Цермай был убежден в этом; именно намерение использовать выгодно для себя то положение, которое мог занимать Харруш среди посвященных в магию, и склонило его к тому, чтобы оказать фокуснику столь сердечный прием.
— Харруш, — сказал он, идя с ним рядом и видя, как тот задумчив, — готов биться об заклад, что тебе очень хотелось бы в эту минуту обладать такой властью, чтобы вернуть жизнь той, что рассталась с нею?
— Зачем? — притворившись безразличным, спросил Харруш. — Когда ветер обнажит ветви тикового дерева, разве солнце не дарит ему тотчас же новый убор, радующий наши глаза?
— Веришь ли ты, что во власти некоторых людей оживлять мертвую плоть?
— Нет, — резко ответил Харруш.
— И все же говорят, что с помощью науки можно управлять духами, дающими жизнь.
— Только огонь может сделать то, о чем ты говоришь, притом за счет материи: он освобождает душу из ее оболочки и посылает ее в другое тело, но не может вернуть ей облик, уничтоженный им, когда он очищал ее.
— Значит, — сказал Цермай, желая навести огнепоклонника на разговор о Нунгале, — духи, которых в этой стране называют бакасахамами, более могущественны, чем огонь; говорят, они могут совершить то, что не в силах бога, которому ты поклоняешься.
— Так пусть они осмелятся бороться с отцом Ормузда! — презрительно возразил Харруш.
— Встречал ли мой друг Харруш, который так много знает, на своем пути бакасахамов?
— Да.
— В самом деле? — притворившись удивленным, воскликнул Цермай. — Но где и когда?
— Господин не откровенен с тем, кого называет своим другом; подобно маленькой гадюке бидудаке, он совершает тысячу извивов, прежде чем прийти к тому, куда направляет его желание.
— Что ты хочешь сказать?
— Что господин Цермай, — отвечал Харруш с уверенностью, подтверждавшей если не его искусство гадателя, то, по крайней мере, глубокую проницательность, — господин Цермай протянул руку Харрушу лишь для того, чтобы он избавил его от бакасахама, который хочет причинить ему вред.

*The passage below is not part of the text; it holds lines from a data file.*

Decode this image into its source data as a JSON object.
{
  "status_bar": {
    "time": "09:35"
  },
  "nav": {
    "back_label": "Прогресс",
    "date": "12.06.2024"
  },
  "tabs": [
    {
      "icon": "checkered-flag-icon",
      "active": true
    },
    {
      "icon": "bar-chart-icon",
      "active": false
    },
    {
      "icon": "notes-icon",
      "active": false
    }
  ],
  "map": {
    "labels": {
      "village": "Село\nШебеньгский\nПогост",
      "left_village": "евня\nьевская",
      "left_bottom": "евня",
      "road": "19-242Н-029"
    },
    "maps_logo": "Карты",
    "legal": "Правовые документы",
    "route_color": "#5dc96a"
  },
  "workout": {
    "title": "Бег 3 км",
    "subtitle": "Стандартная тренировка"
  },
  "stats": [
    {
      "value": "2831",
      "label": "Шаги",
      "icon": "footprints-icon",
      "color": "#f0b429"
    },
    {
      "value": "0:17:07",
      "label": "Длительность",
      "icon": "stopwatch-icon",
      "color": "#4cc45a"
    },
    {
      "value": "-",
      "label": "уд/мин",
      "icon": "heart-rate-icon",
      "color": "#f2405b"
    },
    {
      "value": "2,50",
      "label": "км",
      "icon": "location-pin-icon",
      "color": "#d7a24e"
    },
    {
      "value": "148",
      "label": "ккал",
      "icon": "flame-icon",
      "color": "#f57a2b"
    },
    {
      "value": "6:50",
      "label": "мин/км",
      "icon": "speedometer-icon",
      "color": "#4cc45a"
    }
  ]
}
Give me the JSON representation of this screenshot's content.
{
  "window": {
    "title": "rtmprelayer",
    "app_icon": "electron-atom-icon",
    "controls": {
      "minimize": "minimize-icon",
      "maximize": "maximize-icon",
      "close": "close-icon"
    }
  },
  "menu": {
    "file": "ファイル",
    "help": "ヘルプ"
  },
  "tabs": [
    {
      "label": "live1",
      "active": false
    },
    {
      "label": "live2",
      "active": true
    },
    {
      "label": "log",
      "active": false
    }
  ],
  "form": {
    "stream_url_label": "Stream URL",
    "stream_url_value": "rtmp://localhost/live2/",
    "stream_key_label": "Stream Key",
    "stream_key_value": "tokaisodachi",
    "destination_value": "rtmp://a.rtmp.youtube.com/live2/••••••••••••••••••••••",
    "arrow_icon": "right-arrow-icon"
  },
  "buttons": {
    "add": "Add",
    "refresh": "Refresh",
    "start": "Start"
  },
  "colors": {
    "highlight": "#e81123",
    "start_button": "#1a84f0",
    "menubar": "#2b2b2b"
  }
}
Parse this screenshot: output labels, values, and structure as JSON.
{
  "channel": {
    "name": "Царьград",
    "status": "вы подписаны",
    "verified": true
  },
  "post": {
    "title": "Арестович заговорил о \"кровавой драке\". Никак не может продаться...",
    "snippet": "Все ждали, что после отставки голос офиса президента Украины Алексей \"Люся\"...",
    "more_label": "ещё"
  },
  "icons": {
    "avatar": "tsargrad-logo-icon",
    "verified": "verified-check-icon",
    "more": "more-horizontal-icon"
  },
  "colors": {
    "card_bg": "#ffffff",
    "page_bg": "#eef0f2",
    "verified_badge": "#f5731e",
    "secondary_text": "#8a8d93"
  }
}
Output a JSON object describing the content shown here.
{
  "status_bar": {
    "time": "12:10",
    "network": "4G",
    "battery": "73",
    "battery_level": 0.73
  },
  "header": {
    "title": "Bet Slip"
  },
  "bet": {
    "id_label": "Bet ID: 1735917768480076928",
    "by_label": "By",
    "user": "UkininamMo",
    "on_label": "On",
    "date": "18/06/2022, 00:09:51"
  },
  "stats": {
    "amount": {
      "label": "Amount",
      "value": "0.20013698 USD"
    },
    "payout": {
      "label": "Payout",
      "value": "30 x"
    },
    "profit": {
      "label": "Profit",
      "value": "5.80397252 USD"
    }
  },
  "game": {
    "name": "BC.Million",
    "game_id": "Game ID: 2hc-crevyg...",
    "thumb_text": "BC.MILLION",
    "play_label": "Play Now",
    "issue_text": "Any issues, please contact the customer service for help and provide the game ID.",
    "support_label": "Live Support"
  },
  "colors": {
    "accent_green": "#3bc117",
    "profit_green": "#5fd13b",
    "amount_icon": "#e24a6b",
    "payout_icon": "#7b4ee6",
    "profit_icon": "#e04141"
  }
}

— Как зовут этого бакасахама? — продолжал яванец, чье доверие к фокуснику возросло, когда он увидел, как верно тот угадал его мысль.
— Сегодня имя этого бакасахама Нунгал; но у бакасахама не одно имя, у него их десять, не считая тех, что он приберегает на будущее.
— Нунгал — мой друг, Нунгал — брат мне, я не верю в то, что ты говоришь. Расскажи мне о бакасахамах, назови мне способности этих духов.
— Нет, мне остается лишь умолкнуть; птица, указывающая на присутствие тигра, перестает петь, когда видит, что перед ней всего лишь охотник за павлинами или цесарками.